Dear Reader,
Indian equity markets extended their winning streak to a third consecutive week, buoyed by a robust rally across global markets. However, the celebration was somewhat muted—while domestic indices closed in positive territory, India's gains were the most modest among major global markets, as seen in the chart below.
The Nifty50 edged up 0.52 percent during the week, though the narrow market breadth remained a persistent concern. Among individual stocks, Reliance Industries led the pack, followed by Bajaj Finance, HDFC Bank, and ICICI Bank. Sectoral performance painted a relatively bright picture, with Pharma, Media, PSU Bank, Metal, IT, and Private Bank indices each advancing between 1-2 percent.
FIIs continued their selling, dumping equities worth Rs 3,659 crore even as markets climbed higher.
US stock indices finished their holiday-shortened week on a strong note, lifted by dovish commentary from Federal Reserve officials and a series of weaker-than-expected economic reports. These developments reinforced market expectations that a December rate cut remains firmly on the table.

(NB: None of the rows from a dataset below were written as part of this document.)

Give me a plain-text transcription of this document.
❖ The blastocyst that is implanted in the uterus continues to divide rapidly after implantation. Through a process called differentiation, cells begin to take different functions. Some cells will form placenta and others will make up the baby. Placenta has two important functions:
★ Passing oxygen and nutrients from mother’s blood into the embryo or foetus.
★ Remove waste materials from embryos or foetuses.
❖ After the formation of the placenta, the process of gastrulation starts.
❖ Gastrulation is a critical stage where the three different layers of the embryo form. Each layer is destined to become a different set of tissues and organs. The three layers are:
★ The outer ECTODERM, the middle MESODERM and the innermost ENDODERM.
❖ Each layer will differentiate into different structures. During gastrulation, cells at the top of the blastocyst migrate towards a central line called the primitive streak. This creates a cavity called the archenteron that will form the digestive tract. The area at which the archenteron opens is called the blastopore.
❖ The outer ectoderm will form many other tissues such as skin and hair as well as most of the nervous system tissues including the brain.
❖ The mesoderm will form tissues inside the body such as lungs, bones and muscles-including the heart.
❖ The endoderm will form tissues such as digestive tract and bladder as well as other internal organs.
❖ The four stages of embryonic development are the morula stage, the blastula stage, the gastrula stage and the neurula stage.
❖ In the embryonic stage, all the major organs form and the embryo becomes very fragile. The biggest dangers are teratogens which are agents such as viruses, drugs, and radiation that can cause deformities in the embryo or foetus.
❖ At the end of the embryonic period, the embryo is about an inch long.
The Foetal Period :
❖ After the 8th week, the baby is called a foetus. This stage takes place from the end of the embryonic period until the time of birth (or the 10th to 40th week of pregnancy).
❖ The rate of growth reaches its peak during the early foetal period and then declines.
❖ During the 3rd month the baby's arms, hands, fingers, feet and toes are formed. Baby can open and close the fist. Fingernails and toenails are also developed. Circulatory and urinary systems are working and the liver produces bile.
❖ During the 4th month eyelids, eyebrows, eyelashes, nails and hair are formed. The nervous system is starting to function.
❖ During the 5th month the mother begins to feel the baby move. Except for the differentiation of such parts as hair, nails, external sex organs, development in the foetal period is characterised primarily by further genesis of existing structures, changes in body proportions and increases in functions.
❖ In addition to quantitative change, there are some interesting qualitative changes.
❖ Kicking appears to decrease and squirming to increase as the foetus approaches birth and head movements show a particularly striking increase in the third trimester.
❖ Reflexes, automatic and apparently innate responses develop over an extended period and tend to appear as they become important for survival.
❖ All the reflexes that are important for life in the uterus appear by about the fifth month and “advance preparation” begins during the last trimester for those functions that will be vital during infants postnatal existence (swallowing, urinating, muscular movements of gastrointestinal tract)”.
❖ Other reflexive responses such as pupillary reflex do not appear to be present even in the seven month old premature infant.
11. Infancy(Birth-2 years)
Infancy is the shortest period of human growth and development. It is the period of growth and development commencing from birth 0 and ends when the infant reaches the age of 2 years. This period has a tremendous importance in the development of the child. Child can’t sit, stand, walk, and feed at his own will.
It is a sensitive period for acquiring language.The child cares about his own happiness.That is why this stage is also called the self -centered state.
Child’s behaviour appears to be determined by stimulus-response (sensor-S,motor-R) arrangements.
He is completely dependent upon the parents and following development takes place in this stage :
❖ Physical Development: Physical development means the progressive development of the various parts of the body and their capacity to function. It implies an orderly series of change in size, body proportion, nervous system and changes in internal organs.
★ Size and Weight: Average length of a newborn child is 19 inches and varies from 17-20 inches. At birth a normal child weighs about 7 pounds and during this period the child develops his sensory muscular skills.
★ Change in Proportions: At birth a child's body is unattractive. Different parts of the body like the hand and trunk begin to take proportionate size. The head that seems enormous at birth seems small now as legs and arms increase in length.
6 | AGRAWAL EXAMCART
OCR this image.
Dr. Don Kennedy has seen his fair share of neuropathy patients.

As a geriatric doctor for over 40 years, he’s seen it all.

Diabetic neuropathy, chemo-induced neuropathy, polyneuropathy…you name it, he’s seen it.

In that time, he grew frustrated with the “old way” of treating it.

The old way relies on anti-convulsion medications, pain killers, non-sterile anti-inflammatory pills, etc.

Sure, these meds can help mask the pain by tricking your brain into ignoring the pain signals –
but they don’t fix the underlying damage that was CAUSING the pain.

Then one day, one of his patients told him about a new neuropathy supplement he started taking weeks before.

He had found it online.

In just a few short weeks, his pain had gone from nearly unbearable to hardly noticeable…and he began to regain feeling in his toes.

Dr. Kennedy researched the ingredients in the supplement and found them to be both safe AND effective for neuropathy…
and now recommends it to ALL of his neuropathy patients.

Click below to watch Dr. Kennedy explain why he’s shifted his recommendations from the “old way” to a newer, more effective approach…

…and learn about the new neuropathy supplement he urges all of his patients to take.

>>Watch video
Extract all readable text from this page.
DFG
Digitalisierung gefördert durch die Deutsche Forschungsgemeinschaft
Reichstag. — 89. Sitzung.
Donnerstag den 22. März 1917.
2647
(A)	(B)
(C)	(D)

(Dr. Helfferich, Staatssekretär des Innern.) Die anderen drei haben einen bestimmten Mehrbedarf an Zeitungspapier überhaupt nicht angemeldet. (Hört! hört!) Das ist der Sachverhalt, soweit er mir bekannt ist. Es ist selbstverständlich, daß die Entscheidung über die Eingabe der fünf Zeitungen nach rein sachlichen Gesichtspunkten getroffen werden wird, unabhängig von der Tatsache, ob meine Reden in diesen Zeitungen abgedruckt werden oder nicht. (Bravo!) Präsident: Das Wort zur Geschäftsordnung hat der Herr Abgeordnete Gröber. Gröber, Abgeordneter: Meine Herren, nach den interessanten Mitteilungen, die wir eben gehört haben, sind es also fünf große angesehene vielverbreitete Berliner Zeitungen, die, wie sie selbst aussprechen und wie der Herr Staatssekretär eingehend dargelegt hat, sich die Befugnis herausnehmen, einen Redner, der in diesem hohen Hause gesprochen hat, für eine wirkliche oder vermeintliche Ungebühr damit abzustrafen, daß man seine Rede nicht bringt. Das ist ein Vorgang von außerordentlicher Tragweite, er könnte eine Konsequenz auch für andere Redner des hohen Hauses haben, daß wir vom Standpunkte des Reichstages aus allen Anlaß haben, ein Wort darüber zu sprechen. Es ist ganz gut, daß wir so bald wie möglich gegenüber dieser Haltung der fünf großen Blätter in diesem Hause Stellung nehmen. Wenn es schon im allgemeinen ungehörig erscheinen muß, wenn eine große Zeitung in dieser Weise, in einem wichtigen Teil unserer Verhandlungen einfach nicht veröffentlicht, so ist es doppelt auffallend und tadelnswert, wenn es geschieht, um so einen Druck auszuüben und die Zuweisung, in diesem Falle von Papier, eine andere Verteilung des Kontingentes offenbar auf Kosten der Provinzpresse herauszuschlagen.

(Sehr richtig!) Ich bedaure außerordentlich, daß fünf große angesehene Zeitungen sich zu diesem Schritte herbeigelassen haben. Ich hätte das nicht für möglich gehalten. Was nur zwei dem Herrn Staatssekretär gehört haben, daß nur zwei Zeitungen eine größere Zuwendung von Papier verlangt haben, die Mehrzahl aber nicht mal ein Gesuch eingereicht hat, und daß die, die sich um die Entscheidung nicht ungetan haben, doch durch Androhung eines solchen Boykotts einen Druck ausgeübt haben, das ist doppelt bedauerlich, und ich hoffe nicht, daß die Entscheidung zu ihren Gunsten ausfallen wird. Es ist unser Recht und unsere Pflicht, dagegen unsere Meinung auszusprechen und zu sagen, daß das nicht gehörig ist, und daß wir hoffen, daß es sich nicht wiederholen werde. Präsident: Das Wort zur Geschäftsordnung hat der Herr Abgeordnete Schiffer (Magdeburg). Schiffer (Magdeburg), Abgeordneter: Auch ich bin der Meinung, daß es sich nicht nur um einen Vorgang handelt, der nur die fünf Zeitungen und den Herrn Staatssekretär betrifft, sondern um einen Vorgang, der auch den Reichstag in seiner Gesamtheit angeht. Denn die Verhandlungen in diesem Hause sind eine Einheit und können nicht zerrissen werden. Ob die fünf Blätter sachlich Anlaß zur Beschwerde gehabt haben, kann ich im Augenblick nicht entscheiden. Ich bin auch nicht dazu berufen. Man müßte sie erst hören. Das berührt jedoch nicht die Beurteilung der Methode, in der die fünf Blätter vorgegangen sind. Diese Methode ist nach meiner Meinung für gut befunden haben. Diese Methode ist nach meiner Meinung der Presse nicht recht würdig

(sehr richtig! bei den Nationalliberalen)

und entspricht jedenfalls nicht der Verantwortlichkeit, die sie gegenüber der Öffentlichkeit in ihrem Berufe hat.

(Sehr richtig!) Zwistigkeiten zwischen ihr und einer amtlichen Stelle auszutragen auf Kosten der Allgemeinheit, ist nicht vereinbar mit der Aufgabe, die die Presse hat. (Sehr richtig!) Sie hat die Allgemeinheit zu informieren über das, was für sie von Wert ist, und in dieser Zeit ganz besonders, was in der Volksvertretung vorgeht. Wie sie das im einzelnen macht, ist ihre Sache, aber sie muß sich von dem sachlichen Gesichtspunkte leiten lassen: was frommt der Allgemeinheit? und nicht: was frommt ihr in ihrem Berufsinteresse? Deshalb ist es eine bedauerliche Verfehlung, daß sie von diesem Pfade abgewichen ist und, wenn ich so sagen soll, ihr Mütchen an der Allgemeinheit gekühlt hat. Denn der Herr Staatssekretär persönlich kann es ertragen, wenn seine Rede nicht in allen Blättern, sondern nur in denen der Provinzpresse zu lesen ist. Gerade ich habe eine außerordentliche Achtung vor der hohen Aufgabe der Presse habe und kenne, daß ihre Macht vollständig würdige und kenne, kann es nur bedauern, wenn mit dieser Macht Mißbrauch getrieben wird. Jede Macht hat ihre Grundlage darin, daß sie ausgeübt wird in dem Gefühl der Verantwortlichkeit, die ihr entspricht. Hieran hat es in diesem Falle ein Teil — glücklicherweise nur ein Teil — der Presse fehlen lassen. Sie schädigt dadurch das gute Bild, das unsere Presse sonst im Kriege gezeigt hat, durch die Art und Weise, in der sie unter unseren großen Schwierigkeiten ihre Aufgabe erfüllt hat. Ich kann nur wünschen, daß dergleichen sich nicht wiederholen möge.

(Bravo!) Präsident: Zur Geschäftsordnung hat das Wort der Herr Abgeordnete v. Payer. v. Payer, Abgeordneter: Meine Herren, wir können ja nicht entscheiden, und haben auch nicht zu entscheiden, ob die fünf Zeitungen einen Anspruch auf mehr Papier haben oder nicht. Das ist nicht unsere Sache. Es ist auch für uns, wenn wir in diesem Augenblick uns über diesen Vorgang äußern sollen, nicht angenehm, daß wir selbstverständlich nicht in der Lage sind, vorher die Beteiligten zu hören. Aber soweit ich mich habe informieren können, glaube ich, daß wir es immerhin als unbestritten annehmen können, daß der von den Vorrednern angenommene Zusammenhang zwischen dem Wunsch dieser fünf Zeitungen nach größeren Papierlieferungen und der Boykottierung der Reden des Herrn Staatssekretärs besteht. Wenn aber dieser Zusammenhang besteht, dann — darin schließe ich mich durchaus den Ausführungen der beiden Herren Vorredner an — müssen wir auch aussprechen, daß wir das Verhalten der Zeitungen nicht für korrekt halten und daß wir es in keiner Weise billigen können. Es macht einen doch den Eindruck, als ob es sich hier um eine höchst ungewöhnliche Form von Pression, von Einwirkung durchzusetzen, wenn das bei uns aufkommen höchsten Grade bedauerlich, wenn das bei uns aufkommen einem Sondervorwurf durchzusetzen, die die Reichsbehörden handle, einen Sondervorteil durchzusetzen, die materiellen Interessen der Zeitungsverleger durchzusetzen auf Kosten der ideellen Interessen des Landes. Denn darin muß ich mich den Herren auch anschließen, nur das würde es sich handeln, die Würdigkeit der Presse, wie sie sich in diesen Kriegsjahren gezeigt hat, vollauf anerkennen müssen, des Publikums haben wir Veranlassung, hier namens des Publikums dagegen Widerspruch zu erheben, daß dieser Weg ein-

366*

For Indian markets, the biggest news arrived after Friday's closing bell with India's GDP surged to 8.2 percent in the latest quarter, marking a six-quarter high and comfortably beating analyst forecasts. Markets are expected to greet this development enthusiastically when trading resumes on Monday.
However, this robust growth figure presents something of a double-edged sword. While undeniably positive from an economic standpoint, the stronger-than-anticipated expansion could give the Reserve Bank of India pause, potentially discouraging a rate cut at its December Monetary Policy Committee meeting—a prospect that may temper investor enthusiasm in the weeks ahead.
Bullish sentiments
A slow and steady ascent has characterised the Nifty's third consecutive week of gains. Weak market breadth continues to unsettle investors, though the midcap index has bounced back and set a higher high. Small caps, however, failed to match this performance, leaving unresolved the battle between bulls and bears. Notably, FIIs unwound a substantial portion of their short positions on expiry day, and the key question now is whether they will continue buying into the rally and further reduce their shorts.
Options market data reveals an intriguing pattern as puts have outnumbered calls at the close for several consecutive days. The last time this occurred was immediately after the monthly expiry in early October, which was followed by a strong market surge through the rest of the month. Could history repeat itself? This positioning reflects short covering by call option writers, while put selling—typically a bullish action—suggests traders see limited downside risk ahead.

Source: web.strike.money
The 20-day A/D ratio did not break out of the oversold territory even though Nifty did make a higher high. The weak breadth into expiry has affected the averages. However, the reading is close to the oversold zone and indicates a potential rally in stocks ahead.

Source: web.strike.money
Clients as a group are continuing to reduce their long market positions. This behaviour aligns with a bullish market trend. The ratio illustrates the divergence between the Nifty index and the client group at significant lows. These divergences, particularly near overbought or oversold levels, contain directional messages.
Client positions tend to move in the opposite direction of price action. Although the data has been declining, it has not yet reached oversold territory, which would typically suggest a market peak. This indicates considerable potential for market growth, even as client positions diminish.

Source: web.strike.money
Sector Rotation
Nifty 50 – The Benchmark Index ended higher by +0.52% this week and closed at 26202.95.
Weekly RRG:

Leading Quadrant:
Nifty Bank continued its journey into the leading quadrant, gaining both momentum and relative strength, while Nifty Oil & Gas saw its momentum and relative strength marginally increase. Nifty Infrastructure, on the other hand, has shown a moderation in momentum and relative strength. Nifty Metal is seen losing further momentum and relative strength, while Nifty PSU Bank is beginning to see some moderation after seeing four consecutive weeks of relative strength and momentum.
Weakening Quadrant:
The Nifty MNC is seeing a sharp drop in momentum and relative strength week-on-week.

Improving Quadrant:
Nifty Private and Nifty Financial Services gained momentum and relative strength, and can probably jump into the leading quadrant in the coming week. Nifty PSE, which began to lose momentum and relative strength in the last week, weakened further this week.

Lagging Quadrant:
The lagging quadrant has seen significant activity, including new entrants and potential new entrants. Nifty Realty, Nifty IT and Nifty Energy, which were losing momentum in the last week in the improving quadrant, have entered the weakening quadrant this week with a loss in relative strength as well.
Nifty Media remains the outlier in this quadrant, losing momentum and relative strength, and there is no sign of a turnaround yet.
Stocks to watch
Among the stocks expected to perform better during the week are Shriram Finance, Motherson, Muthoot Finance, MCX, AB Capital, GMR Airport, Canara Bank, LTF, Reliance, Hero MotoCorp, Adani Ports, Cummins, and PNB.